The blood and water to which John testifies is how this awful event finds it was into our lives. We are reborn and nourished through the elements flowing from Christ’s side. We are washed clean by water and Spirit at our Baptism in the Blood of the Lamb and sustained throughout our life on earth from the nourishment of the altar. We behold the source and summit of our faith, the Eucharist, made present by the holy Sacrifice of Calvary, re-presented on each and every altar.
In solidarity with the Israelites who were healed by gazing upon the bronzed deadly punishment of their sins, likewise we come to the altar. Every Catholic Church is equipped with a crucifix for this very reason. It is why on Good Friday we commemorate Our Lord’s Passion by lining up to reverence the Cross.

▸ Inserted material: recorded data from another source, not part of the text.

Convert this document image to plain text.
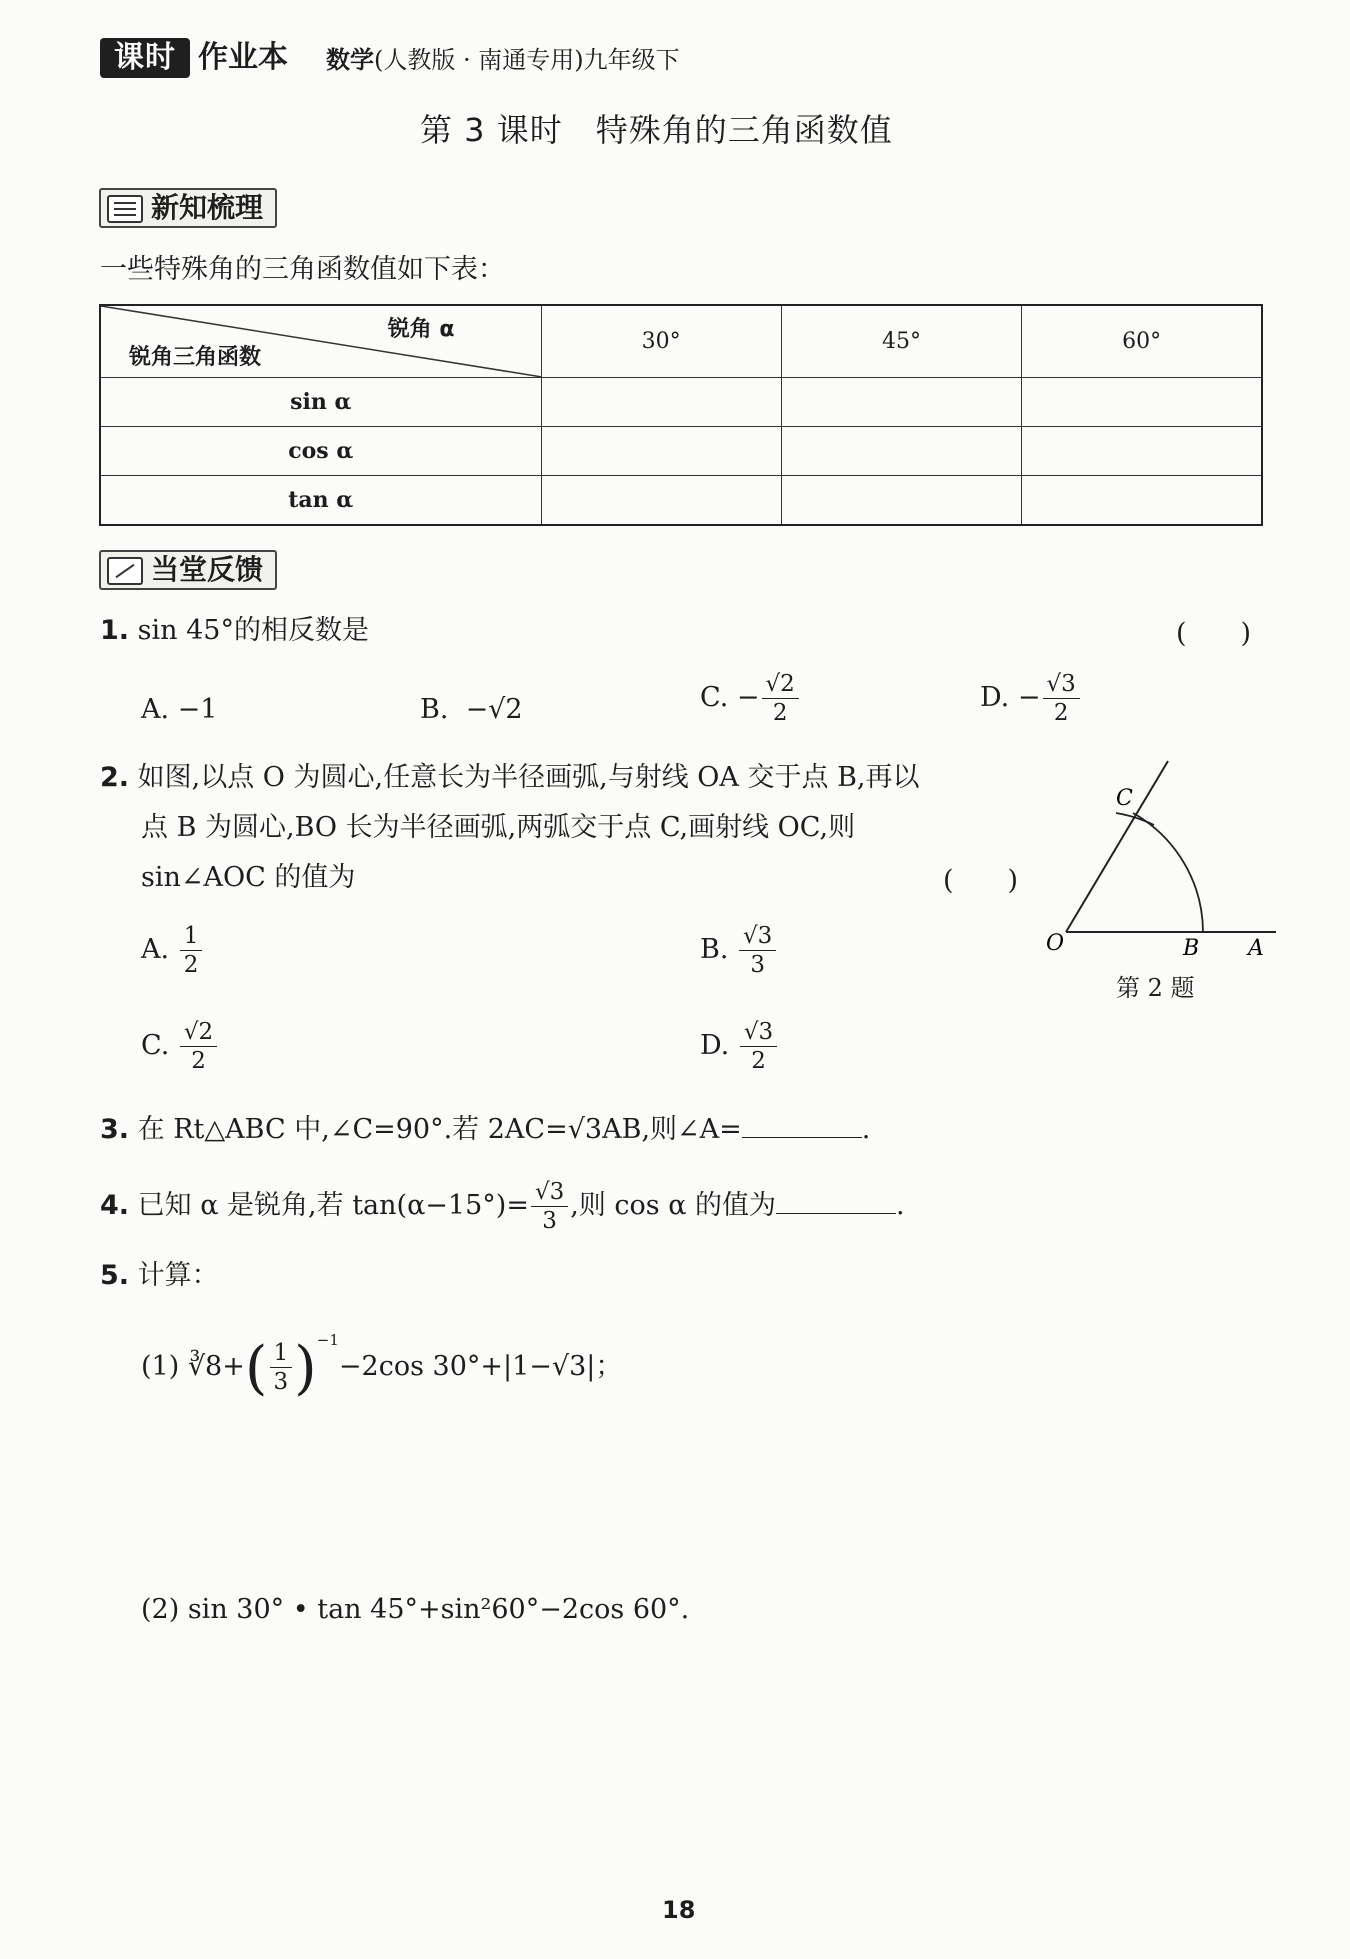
课时 作业本 数学(人教版 · 南通专用)九年级下
第 3 课时　特殊角的三角函数值
新知梳理
一些特殊角的三角函数值如下表：
锐角 α
锐角三角函数	30°	45°	60°
sin α			
cos α			
tan α			
当堂反馈
1. sin 45°的相反数是	(　　)
A. −1	B. −√2	C. − $\frac{√2}{2}$	D. − $\frac{√3}{2}$
2. 如图,以点 O 为圆心,任意长为半径画弧,与射线 OA 交于点 B,再以
点 B 为圆心,BO 长为半径画弧,两弧交于点 C,画射线 OC,则
sin∠AOC 的值为	(　　)
A. $\frac{1}{2}$	B. $\frac{√3}{3}$
C. $\frac{√2}{2}$	D. $\frac{√3}{2}$
O	B A
C
第 2 题
3. 在 Rt△ABC 中,∠C=90°.若 2AC=√3AB,则∠A=	.
4. 已知 α 是锐角,若 $\tan(\alpha-15^\circ)= \frac{√3}{3}$ ,则 cos α 的值为	.
5. 计算：
(1) ∛8+( $\frac{1}{3} )^{-1}-2\cos$ 30°+|1−√3|；
(2) sin 30° • tan 45°+sin²60°−2cos 60°.
18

During this dramatic liturgy the priest is instructed to gradually unveil the covered cross and proclaim three times, “Ecce lignum Crucis, in quo salus mundi pepéndit. Behold the wood of the Cross, on which hung the salvation of the world.” And the congregation responds, “Come, let us adore.”
The bronze crucifix on the altar is a snapshot image of the furthest extent that God went to win us back. As horrible at it is to behold we know through faith that it shows God’s love.